The investment bank was not evolved for this. It was long adapted to gouging sovereign wealth funds, appropriating customer deposits towards casino banking and ripping faces from unsuspecting end-users: it was not designed to mutely agree terms of engagement and to carrying water for this high-paid advisors. Banker spines and brass necks paid the price.

Moreover, the new tasks demanded so much time that banks were forced to install thousands of lawyers inside their businesses, who would instinctively throw out instructions on any and every matter of doubt that crossed their minds. This completely changed the banks’ way of life.

Banks did not domesticate law firms. Law firms domesticated banks.”

—Noah Yuval Harari, Legio Cadabra: A Brief History of The Magic Circle

As good an illustration as you could ask for that the financial markets are an extended phenotype — a ghastly, metastasised spandrel that exists for the pleasure and enrichment of the commercial law industry.

Investment banking is riven with contradiction:

That a calling devoted to the principles of the anarchic free market systematically organises itself into enterprises that behave like Communist dictatorships.

That these cash-generating leviathans can be harnessed towards the better ends of not their shareholders, nor even employees, but a scarcely visible constituency of legal advisors.

The image of investment banks as docile harnessed sauropods munching stupidly away in the service of pan-dimensional superbeings — and not just their executives — might not be the first one that springs to mind.
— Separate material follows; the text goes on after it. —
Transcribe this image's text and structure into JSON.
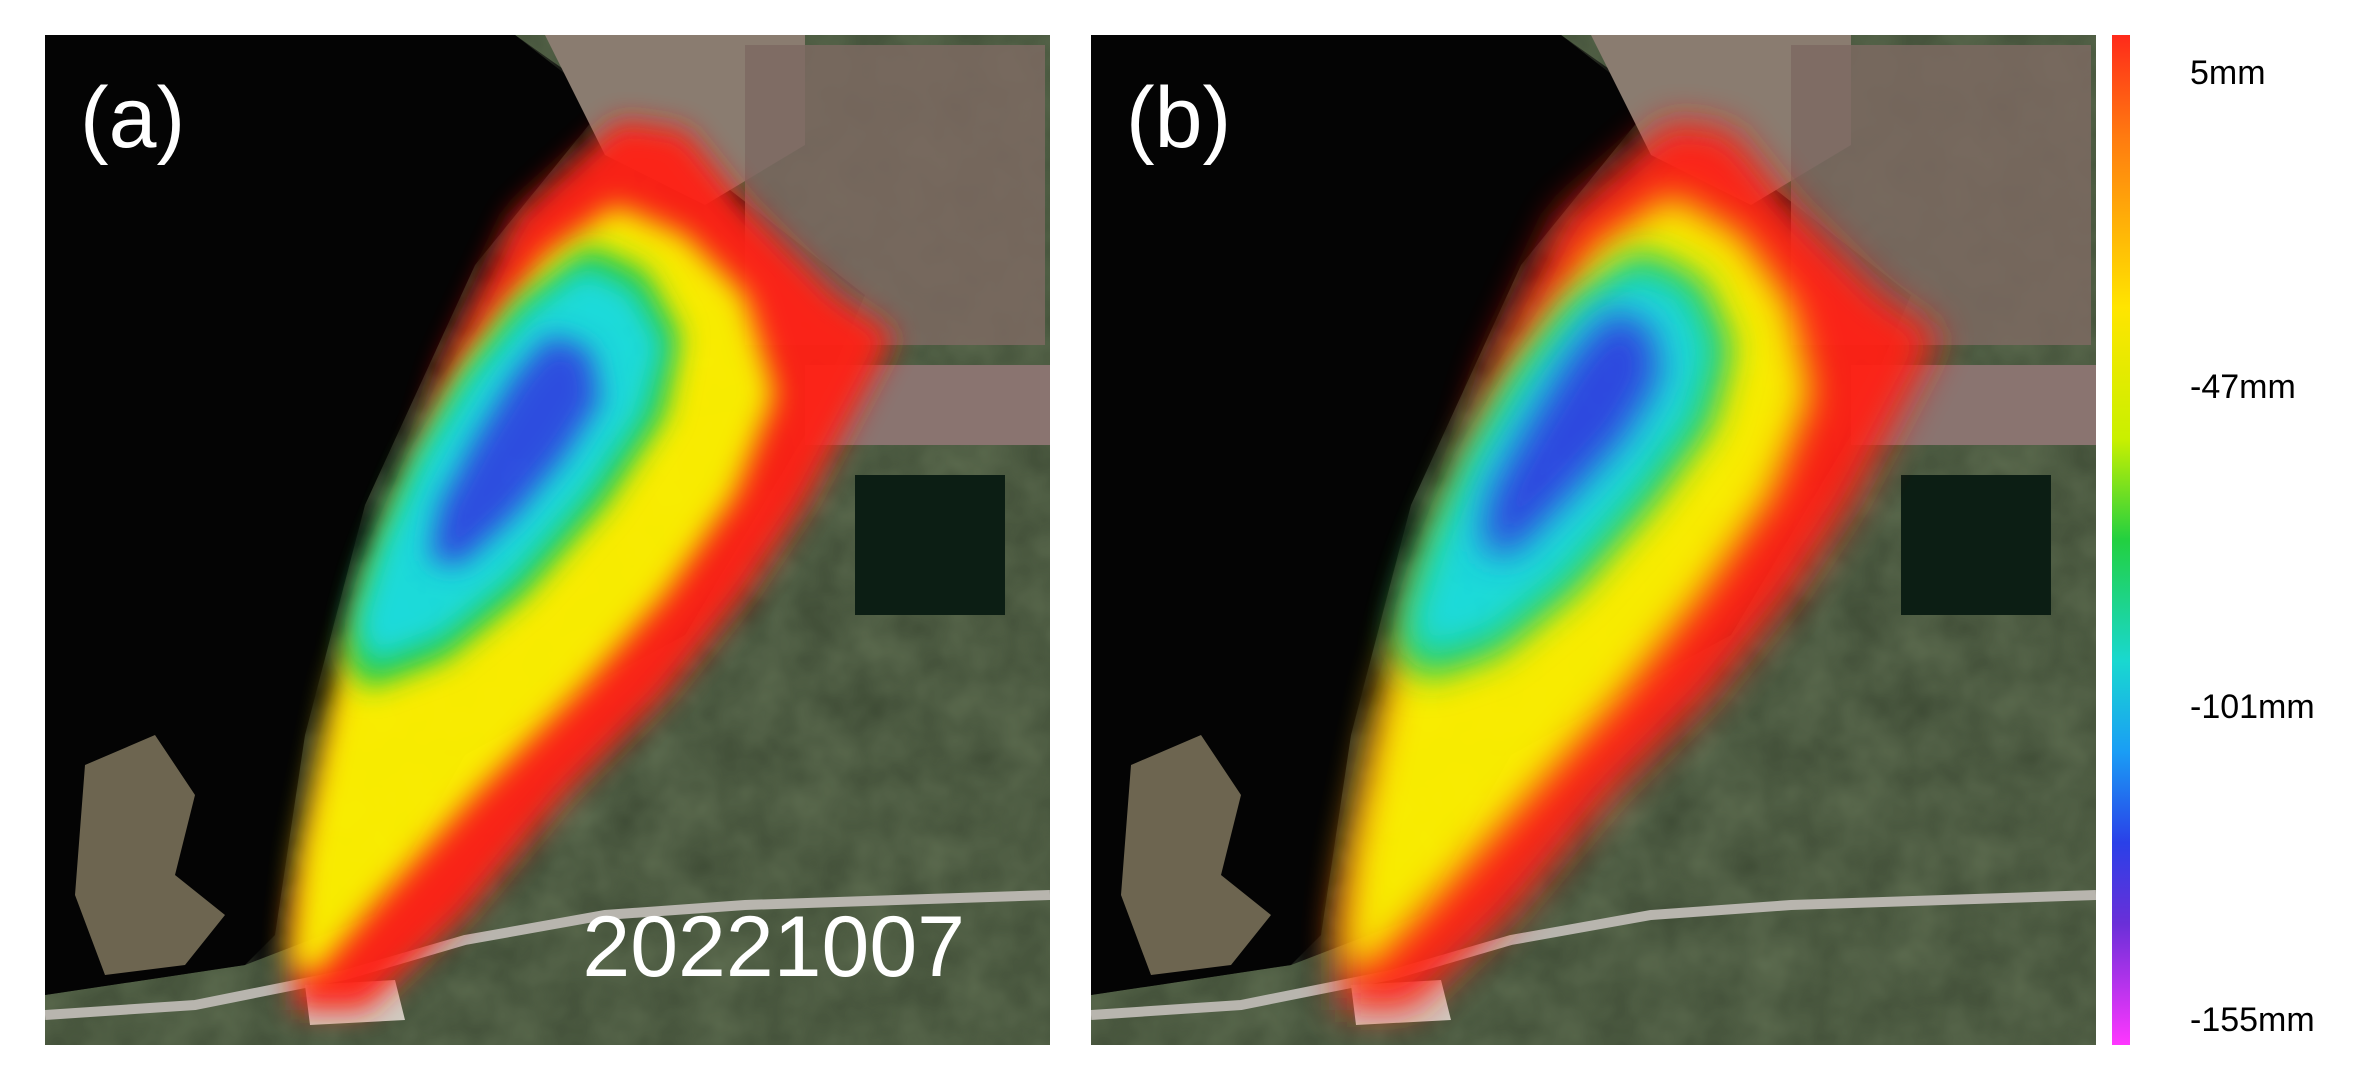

But then, nor does it immediately grab you that wheat has domesticated humankind to its biological ends, but that is what Noah Yuval Harari tells us.

The law firm panel looks like the banks taming and cultivating their lawfirms, but springs from an observation — investment banks spend an awful lot of money of legal fees — coupled with that unavoidable trope of modern commerce: scale is everything.

Picture the scene: an enterprising fellow in the legal COO team has pulled 5 years’ of legal spend, totalled it, and used the AVERAGE function in Excel. It generates this no-brainer:

“We spend £750m a year on external legal across 1,500 firms at an average run rate of half a million quid each firm.[1] This is insane. If we concentrated that on say ten firms — even a hundred — we could dramatically reduce our administrative costs and leverage our scale. If we guarantee firms £50 million in billings we can push down their hourly rates, commit them to a programme of rolling secondees, have them run our annual training programme. That way we could cut our overall spend by 30% and get more legal value than we get right now.

This logic being unimpeachable, an action plan is implemented without ado. The pathological impulse to shower good money randomly over a myriad of anonymous law firms will be controlled. Order will be restored.

There will be a colossal multilateral

Now, had our fellow used a pivot chart he might have told a different story. For these firms span for 150 different jurisdictions, for a start. The mean may have been half a million, but the median spend was £10,000.

Five hundred of them billed less than £5,000 each. That third of the group account for just 2m of the total spend.

  1. Do not for a moment think this is an exaggeration.